A MYSTERIOUS MONUMENT.

An odd tomb, in the shape of a tower, is to be seen in the churchyard. Now thickly overgrown with ivy, it is a picturesque object, but the peculiarity of it is that the body of the person “buried” here—a certain William London, in 1809—is contained in a stone-encased coffin, projecting from the tower, half-way up. The end of the coffin bears an epitaph, which, however, affords no clue to this freak. Legends, that may or may not be well founded, tell that the descendants of William London, a Scotch merchant, retain the property bequeathed by him so long as he remains “above ground.” This tower is supported on arches filled in with ornamental ironwork, on which appear the mysterious words, “BYDE-MY-TYME.” The inquisitive stranger naturally wants to know what he is waiting for, but the mystery is insoluble.
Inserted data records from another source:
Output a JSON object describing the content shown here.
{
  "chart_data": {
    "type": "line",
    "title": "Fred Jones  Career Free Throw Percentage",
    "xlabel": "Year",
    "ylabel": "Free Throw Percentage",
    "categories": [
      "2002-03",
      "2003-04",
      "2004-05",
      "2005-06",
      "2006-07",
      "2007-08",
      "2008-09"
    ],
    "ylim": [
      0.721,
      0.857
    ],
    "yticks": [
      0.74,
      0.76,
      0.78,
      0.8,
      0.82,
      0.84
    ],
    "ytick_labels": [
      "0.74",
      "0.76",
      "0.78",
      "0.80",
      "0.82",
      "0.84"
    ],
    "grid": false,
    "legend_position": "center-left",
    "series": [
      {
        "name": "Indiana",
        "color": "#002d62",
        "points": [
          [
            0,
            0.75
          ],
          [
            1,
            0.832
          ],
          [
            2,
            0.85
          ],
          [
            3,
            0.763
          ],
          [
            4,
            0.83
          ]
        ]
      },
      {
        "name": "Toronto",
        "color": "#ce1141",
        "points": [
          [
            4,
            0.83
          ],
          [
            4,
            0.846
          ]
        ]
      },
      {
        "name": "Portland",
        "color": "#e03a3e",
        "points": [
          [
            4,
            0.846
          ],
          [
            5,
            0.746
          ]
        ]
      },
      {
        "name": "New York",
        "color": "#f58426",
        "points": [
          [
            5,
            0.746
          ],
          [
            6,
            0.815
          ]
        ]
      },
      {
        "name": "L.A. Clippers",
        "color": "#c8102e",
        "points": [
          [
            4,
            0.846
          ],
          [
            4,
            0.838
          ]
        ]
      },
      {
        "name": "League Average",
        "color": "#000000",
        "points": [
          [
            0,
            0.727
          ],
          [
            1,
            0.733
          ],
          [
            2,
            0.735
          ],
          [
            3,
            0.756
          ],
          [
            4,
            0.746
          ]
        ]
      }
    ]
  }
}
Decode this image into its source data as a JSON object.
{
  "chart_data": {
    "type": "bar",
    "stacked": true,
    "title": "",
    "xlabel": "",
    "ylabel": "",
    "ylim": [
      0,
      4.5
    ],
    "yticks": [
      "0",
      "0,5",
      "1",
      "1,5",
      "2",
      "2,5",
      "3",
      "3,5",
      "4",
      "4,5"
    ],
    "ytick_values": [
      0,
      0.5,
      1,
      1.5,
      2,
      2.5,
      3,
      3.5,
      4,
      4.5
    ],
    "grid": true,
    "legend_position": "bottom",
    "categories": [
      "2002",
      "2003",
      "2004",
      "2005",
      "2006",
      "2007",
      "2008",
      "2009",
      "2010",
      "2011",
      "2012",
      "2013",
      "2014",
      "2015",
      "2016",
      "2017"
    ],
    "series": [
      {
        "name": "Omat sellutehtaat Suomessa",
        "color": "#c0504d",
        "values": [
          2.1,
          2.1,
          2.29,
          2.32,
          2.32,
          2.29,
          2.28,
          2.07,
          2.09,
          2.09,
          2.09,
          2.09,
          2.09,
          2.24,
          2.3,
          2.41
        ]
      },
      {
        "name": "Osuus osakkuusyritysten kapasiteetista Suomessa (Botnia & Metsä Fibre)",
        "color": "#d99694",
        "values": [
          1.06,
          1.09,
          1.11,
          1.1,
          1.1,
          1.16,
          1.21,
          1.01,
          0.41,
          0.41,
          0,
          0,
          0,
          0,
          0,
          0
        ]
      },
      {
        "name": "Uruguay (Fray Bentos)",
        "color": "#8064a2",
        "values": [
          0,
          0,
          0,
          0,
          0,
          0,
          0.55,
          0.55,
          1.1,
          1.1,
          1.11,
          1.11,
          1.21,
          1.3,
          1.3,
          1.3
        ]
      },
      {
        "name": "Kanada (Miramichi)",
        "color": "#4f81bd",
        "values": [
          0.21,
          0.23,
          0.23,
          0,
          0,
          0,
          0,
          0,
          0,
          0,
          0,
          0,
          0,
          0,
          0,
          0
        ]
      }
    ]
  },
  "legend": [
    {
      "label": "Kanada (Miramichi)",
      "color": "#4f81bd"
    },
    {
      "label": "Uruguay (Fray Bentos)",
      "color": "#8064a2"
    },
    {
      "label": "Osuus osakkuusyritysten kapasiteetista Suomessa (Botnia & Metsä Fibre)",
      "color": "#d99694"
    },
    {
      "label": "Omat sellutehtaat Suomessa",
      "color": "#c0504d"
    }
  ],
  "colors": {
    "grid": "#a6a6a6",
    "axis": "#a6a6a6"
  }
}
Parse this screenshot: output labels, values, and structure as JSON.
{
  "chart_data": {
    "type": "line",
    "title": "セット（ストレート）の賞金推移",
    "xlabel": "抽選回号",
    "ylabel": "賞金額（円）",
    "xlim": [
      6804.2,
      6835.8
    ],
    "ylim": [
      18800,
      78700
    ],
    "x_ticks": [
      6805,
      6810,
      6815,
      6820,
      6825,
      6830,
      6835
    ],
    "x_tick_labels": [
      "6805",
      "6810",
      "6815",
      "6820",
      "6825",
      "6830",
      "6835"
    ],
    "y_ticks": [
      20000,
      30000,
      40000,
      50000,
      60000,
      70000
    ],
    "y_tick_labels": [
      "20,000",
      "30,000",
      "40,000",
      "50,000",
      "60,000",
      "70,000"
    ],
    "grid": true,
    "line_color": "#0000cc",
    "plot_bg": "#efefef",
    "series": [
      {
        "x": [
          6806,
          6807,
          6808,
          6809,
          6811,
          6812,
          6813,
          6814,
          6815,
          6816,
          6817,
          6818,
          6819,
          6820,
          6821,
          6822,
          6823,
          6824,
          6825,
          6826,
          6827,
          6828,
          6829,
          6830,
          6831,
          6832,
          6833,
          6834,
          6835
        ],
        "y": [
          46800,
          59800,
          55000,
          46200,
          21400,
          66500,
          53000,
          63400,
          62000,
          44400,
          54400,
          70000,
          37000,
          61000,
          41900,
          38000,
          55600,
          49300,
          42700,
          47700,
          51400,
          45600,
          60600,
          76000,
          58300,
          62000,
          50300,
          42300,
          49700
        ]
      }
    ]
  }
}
Leaving Pinner behind, turn left by the church, and so, by the second on the right, past Pinner, L. & N.W.R., Station, and along a very good running road, but otherwise featureless, to Stanmore. This is a good run of four miles. At Stanmore, a beautiful but growing village, there is the old ivy-covered tower of the demolished church standing romantically beside the new building. Past this there are many puzzling roads; an unlikely looking narrow one leads to Whitchurch and Edgware, but it is practically useless to try to indicate it here. Ask one of the many people who are always to be found at this corner. The route lies past Canons Park. Whitchurch Church is an ugly, would-be classic building. In the churchyard is the grave of the so-called “Harmonious Blacksmith,” from whose melodious anvil Handel is (incorrectly) said to have obtained the famous tune. It is decorated with a sculptured headstone.

Within a short distance comes Edgware, and, turning to the right, along the road to London, we spin along up Redhill, and then, after doing a mile and a quarter from Edgware, espy a turning on the right with a sign-post directing to Mount Pleasant. This is a steep little climb, leading to a charming country lane down which to coast. Take the next turning to the left, leading to Kingsbury Green, and then to the right, and, still bearing to the right, find a lane on the left, leading past Chalk Hill House and onward, circuitously leftwards to Wembley, around the park, where the colossal unfinished tower constitutes a distressing eyesore. At Wembley turn right, as for Sudbury, and, immediately after passing the station, to the left, coming down through canal-side Alperton (which every inhabitant will persist in calling “Appleton”), to the junction with our outward journey.


UNDER THE NORTH DOWNS

So wooded are these lofty hills, so rustic their every bend and fold, and of so wondrous a fertility their bounteous soil, that, were it not for the established fact of mere distance from London lending the west country an additional charm, one would dare to compare this district with South Devon itself. Its actual merits are equal; its distance from town less than thirty miles, as compared with two hundred. But beyond compare are its old cottages, the red brick and timbered farmsteads, and the ancient manor-houses of this corner of Surrey, whose ruddy walls, or green and lichened roofs, exercise the palettes and the pencils of artists innumerable. Surrey farmhouses have their likeness nowhere else, and in no other county shall you seek with equal certainty of success these characteristics, or those clustered chimneys that make every humble home of these valley roads and sequestered bylanes an old-world-mansion, dignified and reposeful.